Confidence Interval for Lightning Deaths Use the sample values given in Cumulative Review Exercise 1 to construct a 99% confidence interval estimate of the population mean. Assume that the population has a normal distribution. Write a brief statement that interprets the confidence interval.

Short answer

The 99% confidence interval is equal to (29.2 deaths, 45.0 deaths).

There is 99% confidence that the population’s mean number of deaths due to lightning strikes will fall in the interval (29.2 deaths, 45.0 deaths).

Step-by-step solution

Given information

Data are given on the number of deaths that have occurred due to lightning strikes for a series of 14 consecutive years.

Confidence interval

The following formula is used to compute the confidence interval estimate of the population mean:

\(CI = \left( {\bar x - E,\bar x + E} \right)\)where

\(\bar x\)is the sample mean number of deaths

E is the margin of error

The formula to compute the value of E is shown below:

\(E = {t_{\frac{\alpha }{2}}}\frac{s}{{\sqrt n }}\)

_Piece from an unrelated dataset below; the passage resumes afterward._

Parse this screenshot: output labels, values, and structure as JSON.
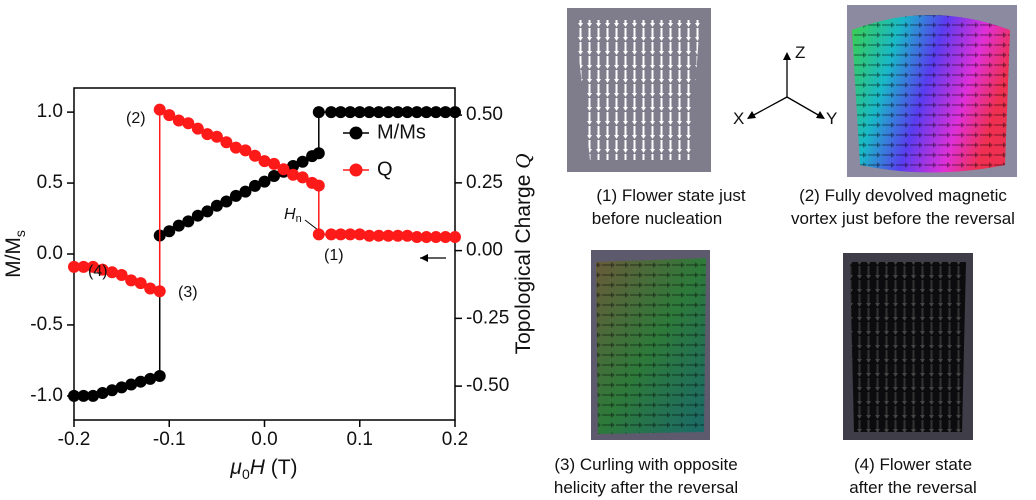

Here, s is the sample standard deviation, and n is the sample size.

\({t_{\frac{\alpha }{2}}}\) is the value of the t-distribution at \(\frac{\alpha }{2}\) level of significance with \(\left( {n - 1} \right)\) degrees of freedom.

Sample size, sample mean, and sample standard deviation

The sample size (n) is equal to.

The sample mean is computed below:

\(\begin{array}{c}\bar x = \frac{{51 + 44 + ........ + 23}}{{14}}\\ = 37.1\end{array}\)

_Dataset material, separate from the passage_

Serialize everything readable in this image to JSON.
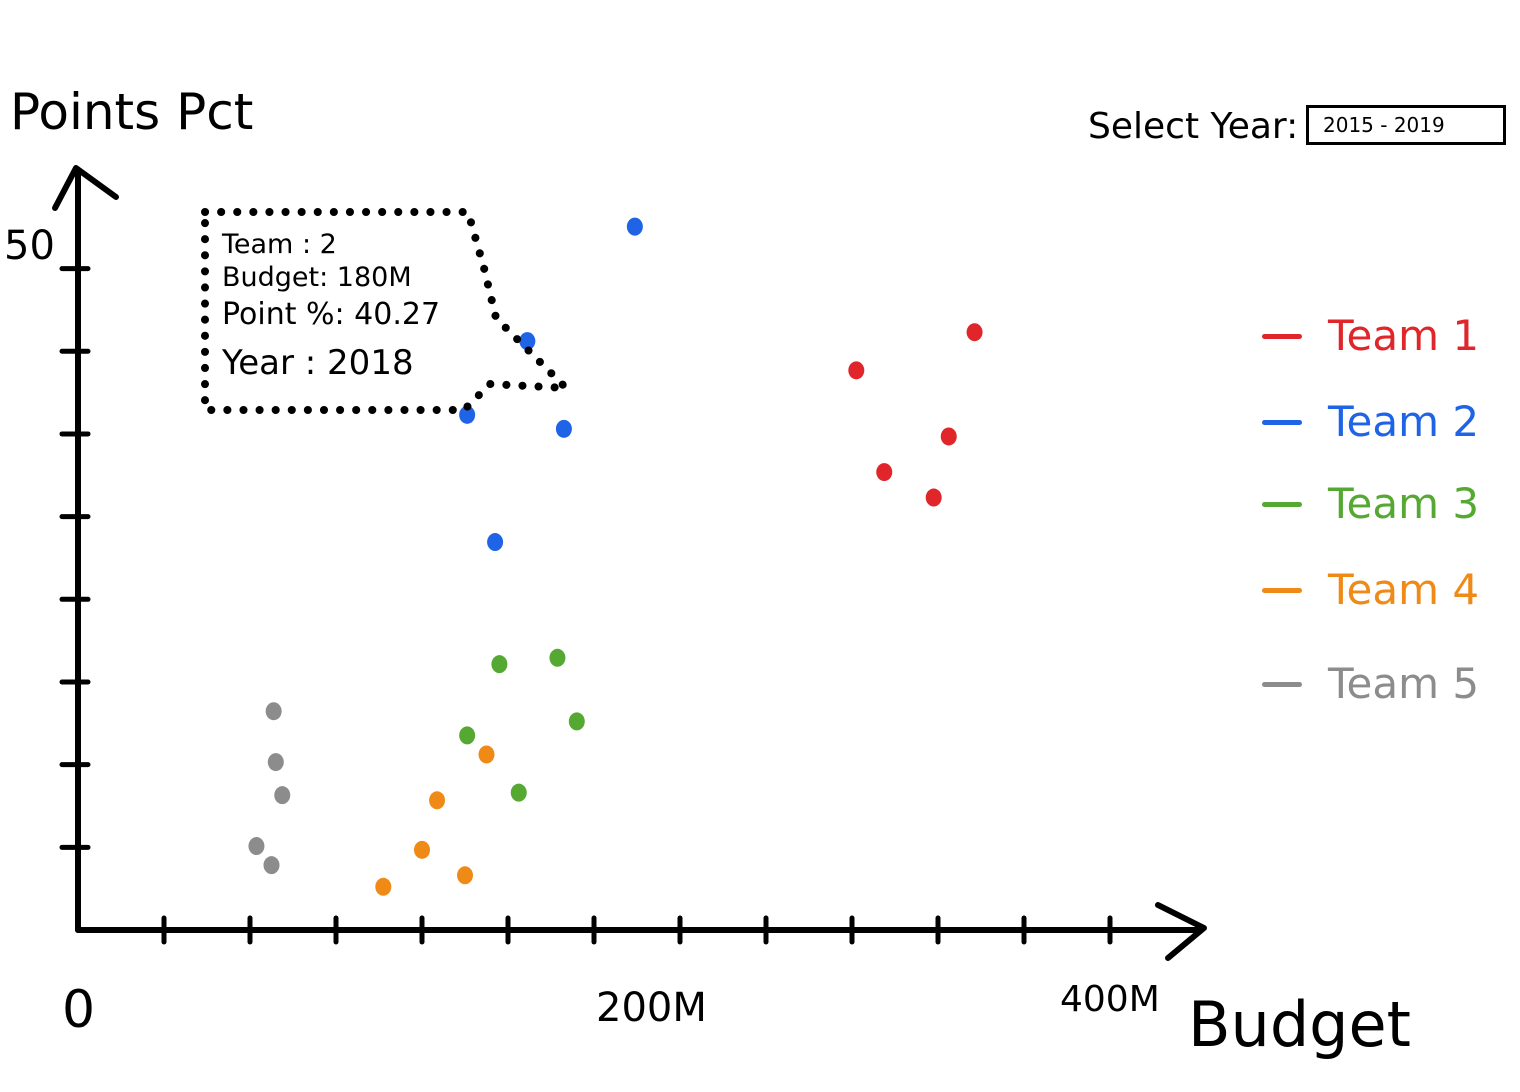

The sample standard deviation is computed below:

\(\begin{array}{c}s = \sqrt {\frac{{\sum\limits_{i = 1}^n {{{({x_i} - \bar x)}^2}} }}{{n - 1}}} \\ = \sqrt {\frac{{{{\left( {51 - 37.1} \right)}^2} + {{\left( {44 - 37.1} \right)}^2} + ....... + {{\left( {23 - 37.1} \right)}^2}}}{{14 - 1}}} \\ = 9.8\end{array}\)

Value of \({t_{\frac{\alpha }{2}}}\)

The confidence level is given as equal to 99%. Thus, the corresponding value of the level of significance \(\left( \alpha \right)\) is equal to 0.01.

The value of the degrees of freedom is computed below:

\(\begin{array}{c}df = n - 1\\ = 14 - 1\\ = 13\end{array}\)

The value of \({t_{\frac{\alpha }{2}}}\) with 13 degrees of freedom is equal to 3.0123.

Calculation of confidence interval

The margin of error is equal to:

\(\begin{array}{c}E = {t_{\frac{\alpha }{2}}}\frac{s}{{\sqrt n }}\\ = 3.0123\frac{{9.8}}{{\sqrt {14} }}\\ = 7.8897\end{array}\)

The 99% confidence interval estimate of the population mean is equal to

\(\begin{array}{c}CI = \left( {\bar x - E,\bar x + E} \right)\\ = \left( {37.1 - 7.8897,37.1 + 7.8897} \right)\\ = \left( {29.2,45.0} \right)\end{array}\)

Thus, the 99% confidence interval estimate of the population mean is equal to (29.2 deaths, 45.0 deaths).

There is 99% confidence that the population’s mean number of deaths due to lightning strikes will lie between the values 29.2 and 45.0.